To address this problem, we are leading two NIH funded projects that are developing an integrated sequence/structure based strategy to predict the substrates (and, therefore, functions) of unknown members of functionally diverse enzyme superfamilies that are discovered in genome projects. In these multidisciplinary projects, experts in functional biology (mechanistic enzymology), structural biology (X-ray crystallography), computational biology (bioinformatics, modeling, and in silico ligand docking), and microbiology (genetics, transcriptomics, and metabolomics) are brought together to address the problem of functional assignment of unknown proteins. This multidisciplinary approach reflects the intellectual and practical demands of assigning functions to unknown/uncharacterized enzymes.
A Program Project (P01GM071790, "Deciphering Enzyme Specificity") is focused on the functional diverse enolase and amidohydrolase (Frank Raushel, Texas A&M) superfamilies. A new Glue Grant (U54GM093342, "Enzyme Function Initiative") is additionally focused on the functionally diverse glutathione transferase (Richard Armstrong, Vanderbilt University School of Medicine), haloalkanoic acid dehalogenase (Karen Allen, Boston University; Debra Dunaway Mariano, New Mexico), and isoprenoid synthase (Dale Poulter, Utah) superfamilies.

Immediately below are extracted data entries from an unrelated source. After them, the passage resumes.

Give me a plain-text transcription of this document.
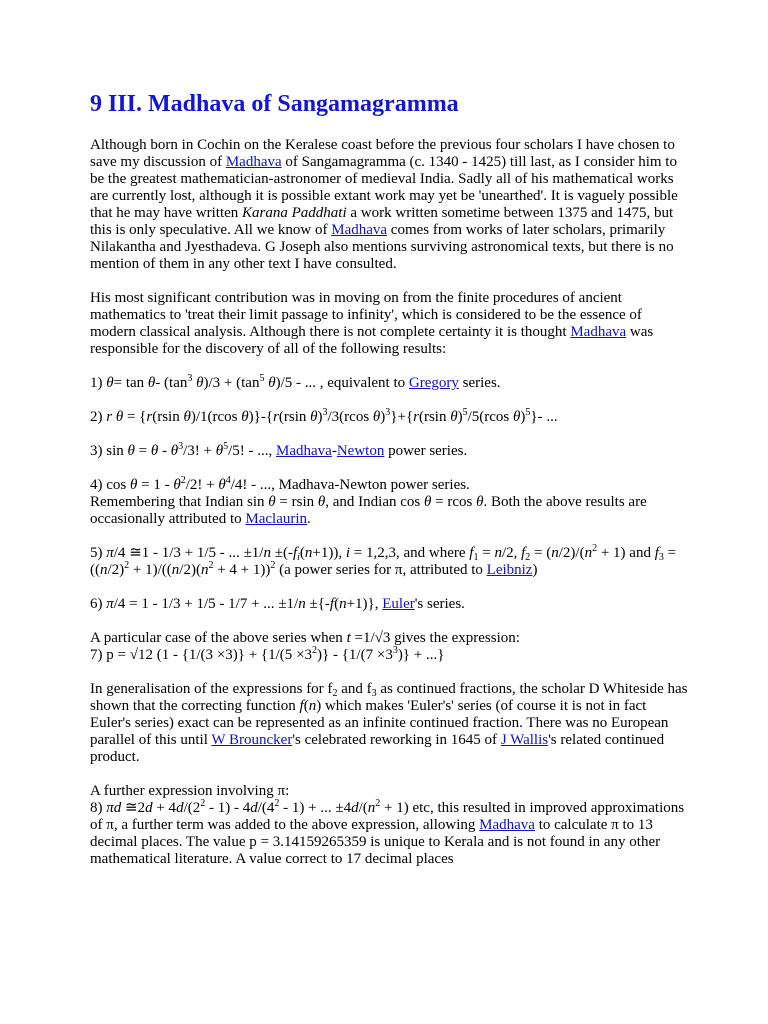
9 III. Madhava of Sangamagramma

Although born in Cochin on the Keralese coast before the previous four scholars I have chosen to save my discussion of Madhava of Sangamagramma (c. 1340 - 1425) till last, as I consider him to be the greatest mathematician-astronomer of medieval India. Sadly all of his mathematical works are currently lost, although it is possible extant work may yet be 'unearthed'. It is vaguely possible that he may have written Karana Paddhati a work written sometime between 1375 and 1475, but this is only speculative. All we know of Madhava comes from works of later scholars, primarily Nilakantha and Jyesthadeva. G Joseph also mentions surviving astronomical texts, but there is no mention of them in any other text I have consulted.

His most significant contribution was in moving on from the finite procedures of ancient mathematics to 'treat their limit passage to infinity', which is considered to be the essence of modern classical analysis. Although there is not complete certainty it is thought Madhava was responsible for the discovery of all of the following results:

1) θ= tan θ- ($\tan^3$ $\theta)/3 + (\tan^5$ θ)/5 - ... , equivalent to Gregory series.

2) r θ = {r(rsin θ)/1(rcos θ)}-{r(rsin θ)$^3$/3(rcos θ)$^3$}+{r(rsin θ)$^5$/5(rcos θ)$^5$}- ...

3) $\sin \theta = \theta - \theta^3/3$! + $\theta^5/5$! - ..., Madhava-Newton power series.

4) $\cos \theta = 1 - \theta^2/2$! + $\theta^4/4$! - ..., Madhava-Newton power series.

Remembering that Indian sin θ = rsin θ, and Indian cos θ = rcos θ. Both the above results are occasionally attributed to Maclaurin.

5) π/4 ≅1 - 1/3 + 1/5 - ... $\pm 1/n \pm(-f_i(n+1))$, i = 1,2,3, and where $f_1 = n/2$, $f_2 = (n/2)/(n^2 + 1)$ and $f_3 = ((n/2)^2 + 1)/((n/2)(n^2 + 4 + 1))^2$ (a power series for π, attributed to Leibniz)

6) π/4 = 1 - 1/3 + 1/5 - 1/7 + ... ±1/n ±{-f(n+1)}, Euler's series.

A particular case of the above series when t =1/√3 gives the expression:

7) p = √12 ($1 - \{1/(3 \times 3)\} + \{1/(5 \times 3^2)\} - \{1/(7 \times 3^3)\}$ + ...}

In generalisation of the expressions for $f_2$ and $f_3$ as continued fractions, the scholar D Whiteside has shown that the correcting function f(n) which makes 'Euler's' series (of course it is not in fact Euler's series) exact can be represented as an infinite continued fraction. There was no European parallel of this until W Brouncker's celebrated reworking in 1645 of J Wallis's related continued product.

A further expression involving π:

8) πd ≅2d + $4d/(2^2 - 1) - 4d/(4^2 - 1)$ + ... $\pm 4d/(n^2 + 1)$ etc, this resulted in improved approximations of π, a further term was added to the above expression, allowing Madhava to calculate π to 13 decimal places. The value p = 3.14159265359 is unique to Kerala and is not found in any other mathematical literature. A value correct to 17 decimal places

Protein production and structure determination is lead by Steve Almo (Albert Einstein College of Medicine). Collaborators at UCSF provide expertise in bioinformatics (Patsy Babbitt) and homology modeling/in silico ligand docking (Matt Jacobson, Andrej Sali, and Brian Shoichet). And, John Cronan (genetics) and Jonathan Sweedler (metabolomics) at Illinois are investigating the physiological roles of novel enzymatic activities that are discovered by the in silico and enzymological approaches.